Kejadian ini terjadi sekitar pukul 18.45 WIB, Kamis (20/3/2014). Sinta yang lebih dulu tercebut ke dalam hendak ditolong Adon. Malangnya, Adon justru ikut terseret.
"Korban Sinta tercebur terlebih dahulu. Kemudian korban Adon mencoba menolong. Dia langsung turun ke sumur, tapi ngga kuat. Dua-duanya meninggal," kata Ketua RT setempat, Harun Al-Rasid.
Sinta awalnya hendak ke WC yang berada tepat di samping sumur sedalam 15 meter itu. Sumur tersebut tidak memiliki pembatas.
"Sumur itu sudah nggak berfungsi, cuma ditutup pakai asbes aja. Sinta terpeleset, terus kecebur. Adon nolong, tapi ikut nyebur," lanjutnya.
Warga yang tahu kejadian ini langsung bergerombol datang. Namun tidak ada warga yang berani turun karena khawatir malah menambah korban jiwa.
Hingga pukul 00.45 WIB, Petugas gabungan dari Tagana Kabupaten Bogor, TNI dan Kepolisian belum juga berhasil mengevakuasi Adon. Sedangkan Sinta sudah berhasil diangkat lebih dulu pukul 22.15 WIB. Sinta merupakan istri dari salah seorang pekerja pabrik pengolahan singkong.
Kapolsek Sukaraja, Kompol Hida Tj, mengakui sulitnya untuk mengevakuasi Adon. Pasalnya, diameter sumur terlampau kecil, sekitar 80 cm dengan kedalaman 15 meter.
"Sehingga badan korban sulit terangkat. Kebetulan tubuh korban lumayan tinggi dan tanpa pakaian. Sehingga petugas yang mencoba mengaitkan tali ke badannya jadi agak susah, karena licin," tutur Hida.
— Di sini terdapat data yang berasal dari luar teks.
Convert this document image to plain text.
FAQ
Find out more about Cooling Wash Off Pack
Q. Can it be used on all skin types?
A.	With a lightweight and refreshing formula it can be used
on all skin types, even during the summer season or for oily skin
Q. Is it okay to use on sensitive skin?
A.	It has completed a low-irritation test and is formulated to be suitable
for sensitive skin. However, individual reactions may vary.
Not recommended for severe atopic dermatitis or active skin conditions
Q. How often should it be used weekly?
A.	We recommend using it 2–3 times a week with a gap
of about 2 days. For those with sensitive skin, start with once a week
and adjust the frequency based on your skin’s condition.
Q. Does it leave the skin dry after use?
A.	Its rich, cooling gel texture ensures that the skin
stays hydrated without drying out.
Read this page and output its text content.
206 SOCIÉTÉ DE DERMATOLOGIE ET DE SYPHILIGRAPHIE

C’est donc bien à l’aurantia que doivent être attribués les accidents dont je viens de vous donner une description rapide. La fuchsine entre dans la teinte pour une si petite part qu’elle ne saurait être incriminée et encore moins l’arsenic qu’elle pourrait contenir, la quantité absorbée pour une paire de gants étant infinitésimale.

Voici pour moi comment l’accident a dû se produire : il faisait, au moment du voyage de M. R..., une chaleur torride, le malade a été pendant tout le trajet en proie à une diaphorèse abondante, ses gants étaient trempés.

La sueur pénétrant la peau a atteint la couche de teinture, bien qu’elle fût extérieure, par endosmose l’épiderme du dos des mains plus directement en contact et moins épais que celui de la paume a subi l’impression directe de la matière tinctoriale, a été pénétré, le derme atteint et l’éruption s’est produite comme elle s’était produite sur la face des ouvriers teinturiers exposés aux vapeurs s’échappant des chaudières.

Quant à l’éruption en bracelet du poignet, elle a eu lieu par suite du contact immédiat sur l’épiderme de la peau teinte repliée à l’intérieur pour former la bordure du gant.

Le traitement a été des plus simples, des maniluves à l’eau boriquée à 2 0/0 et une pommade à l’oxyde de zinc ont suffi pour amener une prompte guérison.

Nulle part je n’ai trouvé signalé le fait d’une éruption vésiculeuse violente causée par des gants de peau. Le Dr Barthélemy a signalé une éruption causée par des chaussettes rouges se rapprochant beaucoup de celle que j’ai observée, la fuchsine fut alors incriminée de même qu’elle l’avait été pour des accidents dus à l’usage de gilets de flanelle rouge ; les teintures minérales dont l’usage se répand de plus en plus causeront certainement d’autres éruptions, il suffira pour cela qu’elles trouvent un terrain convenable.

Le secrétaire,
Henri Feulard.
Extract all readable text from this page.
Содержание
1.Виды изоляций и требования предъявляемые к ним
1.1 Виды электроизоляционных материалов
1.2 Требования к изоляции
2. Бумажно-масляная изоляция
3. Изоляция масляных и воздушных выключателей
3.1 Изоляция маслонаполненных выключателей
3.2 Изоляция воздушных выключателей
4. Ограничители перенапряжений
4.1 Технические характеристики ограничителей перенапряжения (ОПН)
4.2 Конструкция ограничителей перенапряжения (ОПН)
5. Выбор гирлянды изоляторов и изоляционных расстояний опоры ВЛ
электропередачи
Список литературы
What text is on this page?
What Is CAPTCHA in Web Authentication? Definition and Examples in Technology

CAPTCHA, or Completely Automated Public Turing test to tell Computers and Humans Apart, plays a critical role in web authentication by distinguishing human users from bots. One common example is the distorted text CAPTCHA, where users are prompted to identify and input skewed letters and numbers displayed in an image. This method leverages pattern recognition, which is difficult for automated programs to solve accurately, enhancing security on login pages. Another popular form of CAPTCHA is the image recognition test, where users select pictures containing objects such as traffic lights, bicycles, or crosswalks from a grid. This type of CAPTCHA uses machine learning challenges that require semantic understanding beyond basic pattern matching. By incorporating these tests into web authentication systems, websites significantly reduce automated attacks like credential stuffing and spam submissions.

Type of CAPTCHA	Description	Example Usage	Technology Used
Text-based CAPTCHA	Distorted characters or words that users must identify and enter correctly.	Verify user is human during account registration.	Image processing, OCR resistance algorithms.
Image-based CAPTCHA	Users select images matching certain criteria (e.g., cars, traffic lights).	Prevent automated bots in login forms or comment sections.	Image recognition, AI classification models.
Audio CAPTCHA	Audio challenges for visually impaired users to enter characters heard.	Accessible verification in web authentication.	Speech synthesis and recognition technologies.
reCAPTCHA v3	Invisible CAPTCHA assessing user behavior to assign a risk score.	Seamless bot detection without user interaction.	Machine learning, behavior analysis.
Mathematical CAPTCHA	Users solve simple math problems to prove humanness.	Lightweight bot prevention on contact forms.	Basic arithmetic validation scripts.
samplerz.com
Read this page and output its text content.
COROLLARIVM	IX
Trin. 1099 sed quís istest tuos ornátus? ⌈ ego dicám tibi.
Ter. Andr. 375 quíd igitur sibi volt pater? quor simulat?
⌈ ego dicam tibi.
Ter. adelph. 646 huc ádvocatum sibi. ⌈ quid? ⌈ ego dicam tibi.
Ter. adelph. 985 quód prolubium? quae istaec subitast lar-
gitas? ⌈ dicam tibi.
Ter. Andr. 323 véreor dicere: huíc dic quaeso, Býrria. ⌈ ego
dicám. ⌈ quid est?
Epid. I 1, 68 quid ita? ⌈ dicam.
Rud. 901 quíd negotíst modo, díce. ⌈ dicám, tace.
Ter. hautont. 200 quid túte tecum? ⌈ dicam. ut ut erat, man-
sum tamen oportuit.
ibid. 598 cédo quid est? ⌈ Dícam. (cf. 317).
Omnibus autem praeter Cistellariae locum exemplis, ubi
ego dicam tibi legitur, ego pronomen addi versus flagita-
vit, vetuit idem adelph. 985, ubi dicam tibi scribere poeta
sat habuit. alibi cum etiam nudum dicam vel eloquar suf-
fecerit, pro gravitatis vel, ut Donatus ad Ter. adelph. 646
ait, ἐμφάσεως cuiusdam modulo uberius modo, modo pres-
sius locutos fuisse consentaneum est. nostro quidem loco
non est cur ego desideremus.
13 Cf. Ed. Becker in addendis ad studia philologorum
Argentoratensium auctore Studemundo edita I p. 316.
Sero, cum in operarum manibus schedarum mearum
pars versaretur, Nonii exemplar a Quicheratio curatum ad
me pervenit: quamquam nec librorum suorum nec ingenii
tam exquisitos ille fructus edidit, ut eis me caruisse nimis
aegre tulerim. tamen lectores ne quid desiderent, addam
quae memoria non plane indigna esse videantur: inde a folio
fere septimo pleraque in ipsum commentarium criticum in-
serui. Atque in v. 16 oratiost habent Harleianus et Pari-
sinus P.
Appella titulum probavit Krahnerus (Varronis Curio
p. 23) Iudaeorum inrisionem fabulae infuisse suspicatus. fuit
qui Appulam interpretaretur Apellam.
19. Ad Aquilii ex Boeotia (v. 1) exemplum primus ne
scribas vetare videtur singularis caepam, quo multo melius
Selain itu, tingginya kadar CO2 yang ada di dalam sumur membuat proses evakuasi terhambat. Belum lagi banyaknya sampah karung dan limbah pengolahan singkong yang berada di dalam sumur.
Sekitar pukul 23.35 WIB, sebenarnya petugas sudah berhasil mengaitkan tali ke badan Adon dan berusaha mengangkatnya dari dasar sumur. Namun, baru setengah perjalanan menuju bibir sumur, tubuh Adon terlepas dari ikatan.